La deseó con una intensidad que jamás había experimentado por ninguna mujer. Todo su cuerpo vibraba con una necesidad que exigía ser satisfecha, una necesidad que sólo ella podía satisfacer. Pasaron por su mente todas las razones por las que no debía hacerle el amor, pero las aplastó como si fueran molestos insectos. Él la protegería; se valdría de la discreción que gobernaba todas las facetas de su vida. Y Samantha sería suya.

Le levantó la barbilla con los dedos y clavó su mirada en la suya.
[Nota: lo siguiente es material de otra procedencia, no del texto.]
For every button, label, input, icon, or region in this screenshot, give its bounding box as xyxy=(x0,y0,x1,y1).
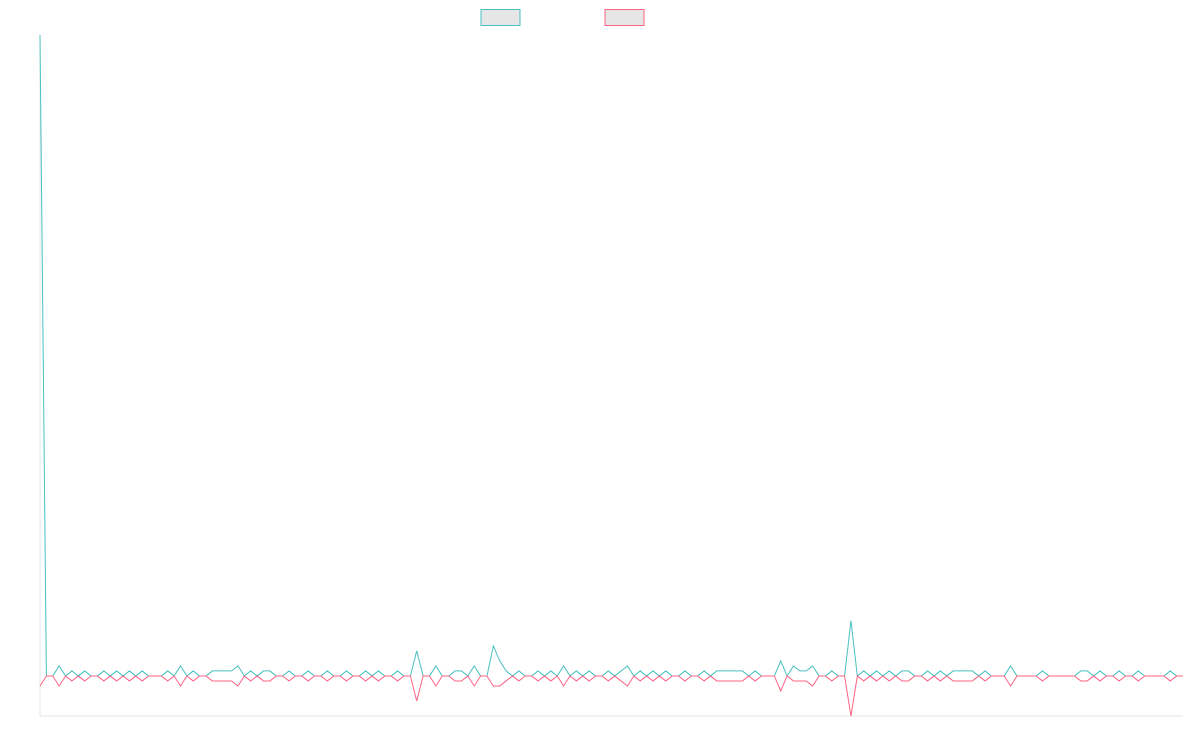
series-line xyxy=(39,675,1183,717)
legend-swatch xyxy=(480,9,521,26)
legend-swatch xyxy=(604,9,645,26)
series-line xyxy=(39,34,1183,678)
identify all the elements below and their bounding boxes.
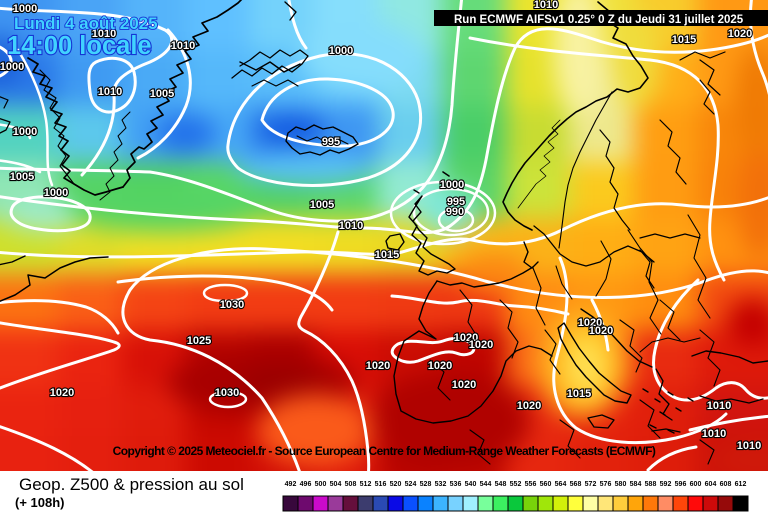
svg-text:504: 504 (330, 481, 342, 488)
svg-text:1010: 1010 (534, 0, 558, 11)
svg-text:1010: 1010 (171, 40, 195, 52)
svg-text:1000: 1000 (13, 126, 37, 138)
svg-text:580: 580 (615, 481, 627, 488)
svg-text:568: 568 (570, 481, 582, 488)
svg-text:1010: 1010 (92, 28, 116, 40)
svg-text:492: 492 (285, 481, 297, 488)
svg-text:496: 496 (300, 481, 312, 488)
svg-text:1005: 1005 (150, 88, 174, 100)
svg-text:1010: 1010 (339, 220, 363, 232)
svg-text:1020: 1020 (578, 317, 602, 329)
svg-text:592: 592 (660, 481, 672, 488)
svg-text:1030: 1030 (220, 299, 244, 311)
svg-text:1000: 1000 (329, 45, 353, 57)
svg-text:1010: 1010 (737, 440, 761, 452)
svg-text:1015: 1015 (375, 249, 399, 261)
svg-text:1015: 1015 (672, 34, 696, 46)
svg-text:1030: 1030 (215, 387, 239, 399)
svg-text:1000: 1000 (0, 61, 24, 73)
svg-text:1020: 1020 (517, 400, 541, 412)
svg-text:1000: 1000 (44, 187, 68, 199)
svg-text:508: 508 (345, 481, 357, 488)
svg-text:556: 556 (525, 481, 537, 488)
svg-text:1020: 1020 (589, 325, 613, 337)
svg-text:1010: 1010 (702, 428, 726, 440)
svg-text:612: 612 (735, 481, 747, 488)
svg-text:524: 524 (405, 481, 417, 488)
svg-text:536: 536 (450, 481, 462, 488)
svg-text:596: 596 (675, 481, 687, 488)
svg-text:Lundi 4 août 2025: Lundi 4 août 2025 (14, 14, 158, 33)
svg-text:520: 520 (390, 481, 402, 488)
svg-text:990: 990 (446, 206, 464, 218)
svg-text:544: 544 (480, 481, 492, 488)
svg-text:512: 512 (360, 481, 372, 488)
svg-text:608: 608 (720, 481, 732, 488)
svg-text:1010: 1010 (98, 86, 122, 98)
svg-text:995: 995 (322, 136, 340, 148)
svg-text:560: 560 (540, 481, 552, 488)
svg-text:516: 516 (375, 481, 387, 488)
svg-text:1020: 1020 (469, 339, 493, 351)
svg-text:572: 572 (585, 481, 597, 488)
svg-text:564: 564 (555, 481, 567, 488)
svg-text:1015: 1015 (567, 388, 591, 400)
svg-text:528: 528 (420, 481, 432, 488)
svg-text:600: 600 (690, 481, 702, 488)
svg-text:584: 584 (630, 481, 642, 488)
svg-text:Copyright © 2025 Meteociel.fr: Copyright © 2025 Meteociel.fr - Source E… (113, 444, 656, 458)
svg-text:14:00 locale: 14:00 locale (7, 32, 152, 60)
svg-text:588: 588 (645, 481, 657, 488)
svg-text:548: 548 (495, 481, 507, 488)
svg-text:532: 532 (435, 481, 447, 488)
svg-text:576: 576 (600, 481, 612, 488)
svg-text:1025: 1025 (187, 335, 211, 347)
svg-text:1005: 1005 (310, 199, 334, 211)
svg-text:1020: 1020 (366, 360, 390, 372)
svg-text:1005: 1005 (10, 171, 34, 183)
svg-text:Run ECMWF AIFSv1 0.25° 0 Z du: Run ECMWF AIFSv1 0.25° 0 Z du Jeudi 31 j… (454, 14, 744, 26)
svg-text:540: 540 (465, 481, 477, 488)
svg-text:1000: 1000 (440, 179, 464, 191)
svg-text:995: 995 (447, 196, 465, 208)
svg-text:604: 604 (705, 481, 717, 488)
svg-text:1000: 1000 (13, 3, 37, 15)
svg-text:1020: 1020 (728, 28, 752, 40)
svg-text:1010: 1010 (707, 400, 731, 412)
svg-text:1020: 1020 (428, 360, 452, 372)
svg-text:552: 552 (510, 481, 522, 488)
svg-text:1020: 1020 (454, 332, 478, 344)
svg-text:1020: 1020 (50, 387, 74, 399)
svg-text:1020: 1020 (452, 379, 476, 391)
svg-text:500: 500 (315, 481, 327, 488)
– Quiero que sienta algo más que calor. Quiero que se abrase, que se funda, que se queme por dentro. Por mí. Conmigo -Contempló cómo ella absorbía sus palabras al tiempo que se sonrojaba más y se le aceleraba el puso en la base del cuello-. ¿Todavía está dispuesta?

– Nunca he dejado de estarlo

Aquel la respuesta le produjo un fuego abrasador. Dio un paso atrás, le pasó las manos por los brazos y entrelazó los dedos de ambos.

– Por desgracia, éste no es el momento ni el lugar.